This year's Waterloo Festival, originally scheduled to take place in and around St John's Waterloo over three weeks in June, has instead launched online with a two-month multimedia programme of arts, community and heritage.
The theme of the festival, Transforming Communities, was decided long before the public health crisis but has now acquired a new digital dimension.
It will include a premiere performance of a multi-voice composition sourced from public contributions, an exploration of the history of homelessness in Waterloo, a Coin Street and Illuminated Bridges art project and a series of writings and music on the theme of freedom of the press.
"The Waterloo Festival is a celebration of our neighbourhood as a creative place," said artistic director Euchar Gravina.

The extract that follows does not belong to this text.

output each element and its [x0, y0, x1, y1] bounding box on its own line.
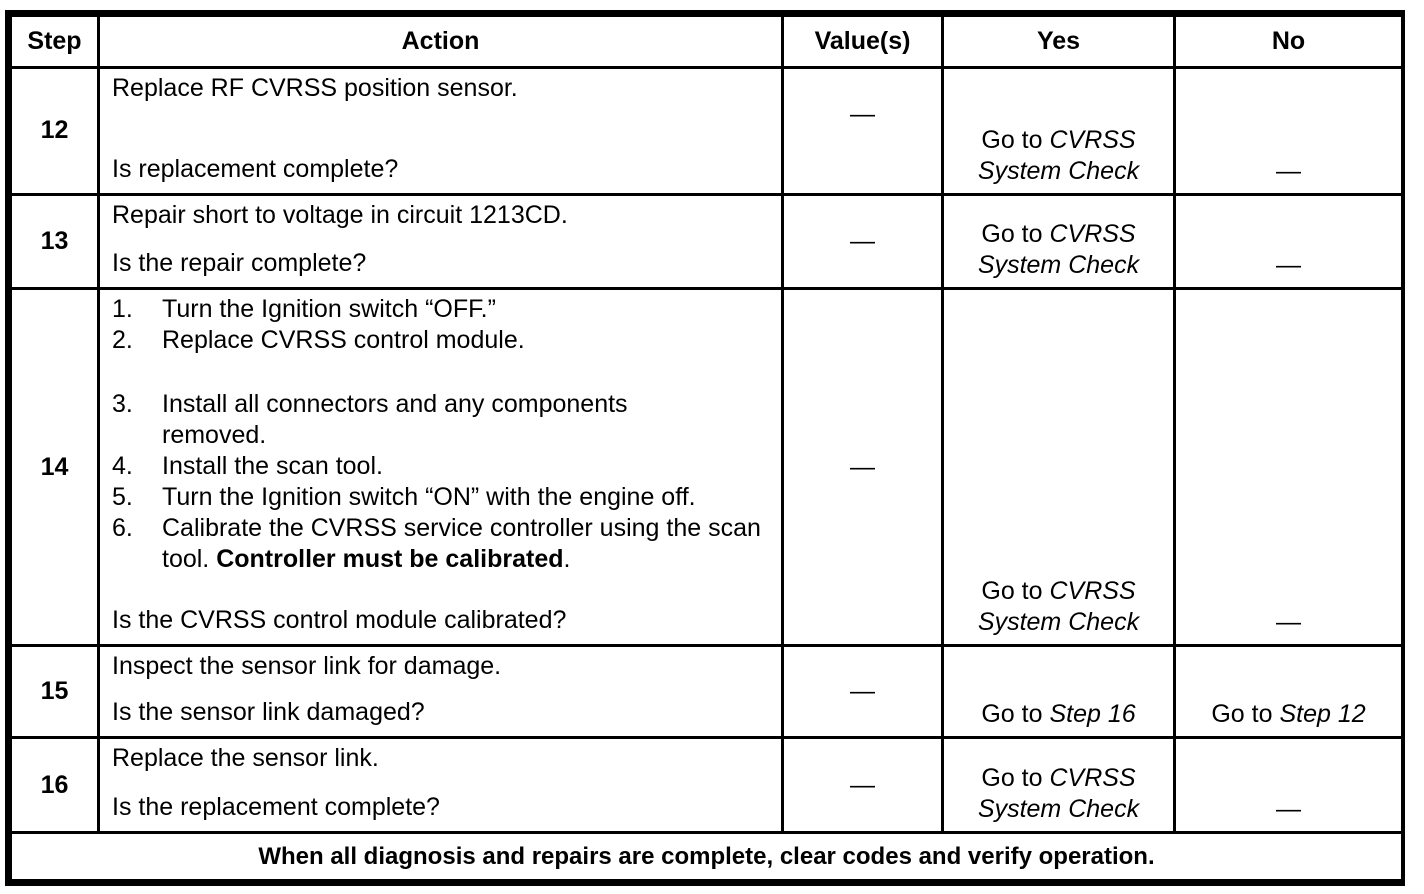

"It's about co-programming and co-production with the artists, performers, galleries, collectives and communities of Waterloo.
"It's about introducing people to creative possibilities all around them and it's about everyone having an opportunity to join in – including coming together live online."
Local collaborators include Morley College, who will be podcasting from the Festival, Art4Minds who will be working with local youth forums, Southbank Sinfonia, and the Ernest Read Symphony Orchestra.
"Back in 1951, our home – St John's Waterloo – was rebuilt as the church of The Festival of Britain," said Canon Giles Goddard, festival chair and vicar of St John's.
"That festival, organised only six years after the end of World War II at a time of rationing, austerity and low spirits, was intended as a 'tonic for the nation'.
"Working together, we believe that the communities of the South Bank and Waterloo can once again make our neighbourhood a focus for renewal."
Louise Ioannou of lead sponsor HB Reavis – developers of the nearby Elizabeth House site – said: "The Waterloo Festival plays a very special role in supporting and celebrating this fantastic part of London.
"That's why, as part of our work to help make Waterloo an even better place to live, work and visit, we are proud to be its champion for the third year.
"The festival now seems more important than ever in giving people reason to be hopeful and to celebrate."